Но не меньшей занозой в сердце у матери была неизвестность об Алексее. Лишь весной 46-го пришла от него весточка: был в окружении – потом плен, по окончании войны после всех проверок и допросов был признан невиновным, но был отправлен в Кемеровскую область на работу в шахты.

Благодарила Феоктиста Богородицу, что живой сынок, хотя и находился под надзором.

Лишь летом 47-го года разрешили жене с сыном приехать к месту пребывания мужа. Невестка с внуком уехали, а дочери Феклы не стало – туберкулез в те годы был не излечим. В январе 50-го по состоянию здоровья разрешили Алексею с семьей вернуться на родину в село.

Почти 10 лет не видела мать своего сына. Стало пошаливать здоровье. И видно Бог послал матери за все ее страдания покинуть этот мир на второй день светлой Пасхи.

Р.S. Годовалая я была, когда тебя не стало. Поздно ко мне пришло, чтобы история твоей жизни легла на бумагу…

Но я старалась, на сколько это можно, и ни одного факта твоей непростой жизни не исказила и не выдумала. Говорят, ты любила меня, и что-то есть во мне от тебя, да это и понятно – ведь ты моя бабушка. И если что не так, то прости…

Одна судьба из тысячи

Летом этого года будем отмечать двухсотсорокалетие со дня образования нашего села.

Земля моя шипуновская распростерлась ты на грани, где с одной стороны стоит бор, а с другой – начинаются лесостепи. Две речки украшают и поддерживают жизнь полутора тысяч человек, потомки которых два века назад пришли сюда из далеких мест. Шли с надеждой и верой сюда на вольные черноземы, сюда, где летом травы в рост теленка, а зимой сугробы в рост человека. Где ранней весной пьянит голову хвойный запах, где пьешь и не можешь напиться березового сока, хранящего в себе не только запах снега, но и нежнейший аромат первого клейкого листа чувствуется в нем. Летом же, в пору сенокоса, в те часы, когда жара спадет, солнце склонится к горизонту, в воздухе витает настоянный аромат свежепоставленного лугового сена. Другой будет вкус воздуха витать вокруг – осенью. Когда золотом нальются хлеба более чем на шесть тысяч гектаров. И шипуновские мужики, имея за плечами опыт своих отцов и дедов, поведут главную битву, битву за хлеб. Будет сутками гудеть элеватор – ясно всем: идет страда.

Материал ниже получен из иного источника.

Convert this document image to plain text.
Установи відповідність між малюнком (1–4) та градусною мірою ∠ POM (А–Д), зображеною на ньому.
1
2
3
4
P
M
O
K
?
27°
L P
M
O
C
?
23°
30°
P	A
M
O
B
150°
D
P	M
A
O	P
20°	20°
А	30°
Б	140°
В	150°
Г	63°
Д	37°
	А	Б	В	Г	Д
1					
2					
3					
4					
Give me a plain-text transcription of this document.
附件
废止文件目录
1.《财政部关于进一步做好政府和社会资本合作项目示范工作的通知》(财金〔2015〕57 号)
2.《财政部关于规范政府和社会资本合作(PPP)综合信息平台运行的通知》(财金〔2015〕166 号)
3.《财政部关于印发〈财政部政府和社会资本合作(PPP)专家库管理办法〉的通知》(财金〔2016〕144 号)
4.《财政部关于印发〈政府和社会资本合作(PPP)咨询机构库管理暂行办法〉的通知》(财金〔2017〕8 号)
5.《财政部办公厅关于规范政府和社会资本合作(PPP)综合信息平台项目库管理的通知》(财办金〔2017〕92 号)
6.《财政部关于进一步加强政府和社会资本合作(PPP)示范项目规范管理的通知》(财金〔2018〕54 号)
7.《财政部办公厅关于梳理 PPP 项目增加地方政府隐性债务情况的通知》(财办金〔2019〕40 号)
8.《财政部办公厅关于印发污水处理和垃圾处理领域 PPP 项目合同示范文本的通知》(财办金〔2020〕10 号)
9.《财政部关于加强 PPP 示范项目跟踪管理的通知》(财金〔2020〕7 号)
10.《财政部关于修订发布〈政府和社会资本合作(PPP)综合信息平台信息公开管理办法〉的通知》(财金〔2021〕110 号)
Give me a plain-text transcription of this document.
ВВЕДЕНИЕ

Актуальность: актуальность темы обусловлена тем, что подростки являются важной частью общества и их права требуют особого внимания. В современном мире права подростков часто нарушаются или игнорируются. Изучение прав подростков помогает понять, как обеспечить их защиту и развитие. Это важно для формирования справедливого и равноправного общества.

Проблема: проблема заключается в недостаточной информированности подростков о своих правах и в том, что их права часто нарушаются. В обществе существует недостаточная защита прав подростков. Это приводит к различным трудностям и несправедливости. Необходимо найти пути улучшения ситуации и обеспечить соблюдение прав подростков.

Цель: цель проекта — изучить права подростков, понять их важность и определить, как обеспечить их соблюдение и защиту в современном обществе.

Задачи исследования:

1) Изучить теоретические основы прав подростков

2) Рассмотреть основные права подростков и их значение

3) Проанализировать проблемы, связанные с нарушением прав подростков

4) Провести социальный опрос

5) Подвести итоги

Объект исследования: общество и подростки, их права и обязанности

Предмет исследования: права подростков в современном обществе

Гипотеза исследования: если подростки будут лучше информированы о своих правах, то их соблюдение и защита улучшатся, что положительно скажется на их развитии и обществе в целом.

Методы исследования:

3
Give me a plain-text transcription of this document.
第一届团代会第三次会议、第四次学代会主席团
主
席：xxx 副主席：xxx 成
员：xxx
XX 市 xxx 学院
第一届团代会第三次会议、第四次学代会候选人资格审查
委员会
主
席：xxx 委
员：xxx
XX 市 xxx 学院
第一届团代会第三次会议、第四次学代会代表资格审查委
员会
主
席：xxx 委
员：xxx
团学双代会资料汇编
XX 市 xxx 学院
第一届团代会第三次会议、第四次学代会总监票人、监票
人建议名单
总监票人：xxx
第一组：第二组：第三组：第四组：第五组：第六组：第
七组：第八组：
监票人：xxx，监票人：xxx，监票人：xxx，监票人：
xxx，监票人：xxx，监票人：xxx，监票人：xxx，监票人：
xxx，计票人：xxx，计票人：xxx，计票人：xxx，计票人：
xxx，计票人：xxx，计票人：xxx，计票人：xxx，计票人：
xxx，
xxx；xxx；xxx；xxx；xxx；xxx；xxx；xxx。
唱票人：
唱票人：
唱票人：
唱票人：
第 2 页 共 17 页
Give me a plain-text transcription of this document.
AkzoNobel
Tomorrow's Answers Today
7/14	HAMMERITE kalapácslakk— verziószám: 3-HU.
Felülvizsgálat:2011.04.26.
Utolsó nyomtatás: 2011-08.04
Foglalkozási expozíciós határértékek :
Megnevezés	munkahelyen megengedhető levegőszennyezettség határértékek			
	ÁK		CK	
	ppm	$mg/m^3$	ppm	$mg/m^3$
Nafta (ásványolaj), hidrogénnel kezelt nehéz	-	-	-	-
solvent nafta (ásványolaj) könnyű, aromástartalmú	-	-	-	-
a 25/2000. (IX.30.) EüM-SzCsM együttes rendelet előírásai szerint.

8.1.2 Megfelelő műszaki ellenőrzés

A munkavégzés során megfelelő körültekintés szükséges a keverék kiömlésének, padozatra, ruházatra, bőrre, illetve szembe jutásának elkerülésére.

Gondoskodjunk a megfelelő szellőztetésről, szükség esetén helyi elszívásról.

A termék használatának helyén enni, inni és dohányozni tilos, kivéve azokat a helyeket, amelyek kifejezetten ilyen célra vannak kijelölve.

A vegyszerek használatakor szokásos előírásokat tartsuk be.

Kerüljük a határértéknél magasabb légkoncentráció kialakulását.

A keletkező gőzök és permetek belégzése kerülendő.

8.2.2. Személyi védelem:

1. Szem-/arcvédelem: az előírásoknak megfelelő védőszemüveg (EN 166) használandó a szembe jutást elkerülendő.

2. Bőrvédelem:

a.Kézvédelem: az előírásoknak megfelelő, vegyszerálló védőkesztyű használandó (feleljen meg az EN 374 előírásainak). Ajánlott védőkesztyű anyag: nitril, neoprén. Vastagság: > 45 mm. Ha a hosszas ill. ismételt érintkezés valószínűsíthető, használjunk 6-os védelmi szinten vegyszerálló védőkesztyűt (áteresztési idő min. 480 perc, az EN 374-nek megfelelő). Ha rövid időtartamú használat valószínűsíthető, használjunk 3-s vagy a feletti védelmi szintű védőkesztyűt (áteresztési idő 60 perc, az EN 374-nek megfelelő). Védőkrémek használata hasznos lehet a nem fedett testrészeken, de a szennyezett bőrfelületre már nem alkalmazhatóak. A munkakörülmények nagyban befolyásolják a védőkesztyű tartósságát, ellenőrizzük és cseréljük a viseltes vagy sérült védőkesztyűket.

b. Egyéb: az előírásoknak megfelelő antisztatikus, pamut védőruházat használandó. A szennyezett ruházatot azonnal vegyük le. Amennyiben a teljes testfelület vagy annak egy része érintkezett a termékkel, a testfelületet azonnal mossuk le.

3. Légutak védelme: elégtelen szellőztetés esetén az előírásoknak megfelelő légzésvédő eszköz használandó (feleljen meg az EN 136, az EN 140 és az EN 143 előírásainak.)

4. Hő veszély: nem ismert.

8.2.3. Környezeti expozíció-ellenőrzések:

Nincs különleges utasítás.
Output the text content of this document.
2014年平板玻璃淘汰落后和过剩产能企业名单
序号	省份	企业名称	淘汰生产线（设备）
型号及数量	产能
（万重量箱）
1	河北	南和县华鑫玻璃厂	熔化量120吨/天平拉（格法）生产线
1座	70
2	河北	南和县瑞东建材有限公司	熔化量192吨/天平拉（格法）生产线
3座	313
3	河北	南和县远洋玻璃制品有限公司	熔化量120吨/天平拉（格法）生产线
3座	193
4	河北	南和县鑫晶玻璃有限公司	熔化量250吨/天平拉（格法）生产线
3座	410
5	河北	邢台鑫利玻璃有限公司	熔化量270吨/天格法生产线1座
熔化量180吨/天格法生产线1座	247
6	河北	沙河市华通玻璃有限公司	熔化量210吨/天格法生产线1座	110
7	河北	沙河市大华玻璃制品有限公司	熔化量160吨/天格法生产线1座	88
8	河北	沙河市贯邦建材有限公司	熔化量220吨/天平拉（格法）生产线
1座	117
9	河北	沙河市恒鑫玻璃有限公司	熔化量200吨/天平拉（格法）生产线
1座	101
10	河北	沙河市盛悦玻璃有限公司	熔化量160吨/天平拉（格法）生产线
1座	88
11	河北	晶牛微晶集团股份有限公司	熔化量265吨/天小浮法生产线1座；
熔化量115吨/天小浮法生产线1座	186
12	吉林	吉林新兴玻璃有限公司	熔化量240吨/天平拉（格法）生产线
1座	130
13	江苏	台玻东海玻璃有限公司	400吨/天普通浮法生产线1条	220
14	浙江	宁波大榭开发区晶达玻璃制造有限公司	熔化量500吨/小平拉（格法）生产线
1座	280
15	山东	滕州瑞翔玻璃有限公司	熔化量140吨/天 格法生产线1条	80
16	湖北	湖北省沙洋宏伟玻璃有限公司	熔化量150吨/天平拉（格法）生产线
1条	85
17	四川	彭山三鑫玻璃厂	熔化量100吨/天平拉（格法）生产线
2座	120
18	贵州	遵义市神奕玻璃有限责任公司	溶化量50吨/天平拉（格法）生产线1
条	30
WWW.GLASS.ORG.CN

Земля моя шипуновская, сколько ты повидала всего! Сколько было радостных и печальных дней! Сколько судеб прошло, прошагало здесь! Да, за два столетия с лишним много чего было, но время разделено на тропинки воспоминаний…

Пятый год вместе жили молодые Стеша с Иваном. Из далекого Поволжья приехали они к нам в Сибирь. «Обчеством» в одно лето поставили избу – «стопочку». Завели хозяйство и зажили молодые счастливо. Не испугали их злые сибирские морозы. Потрескивают дрова в горячей печке, потрескивают бревна рубленых стен от мороза, а в доме тепло, тихо да уютно. Иван работал трактористом. Стеша зимой была дома: двое малых детишек были погодки, летом же отправляла их на неделю в колхозные ясли, а сама помогала колхозу – работала – выращивали овощи, махорку.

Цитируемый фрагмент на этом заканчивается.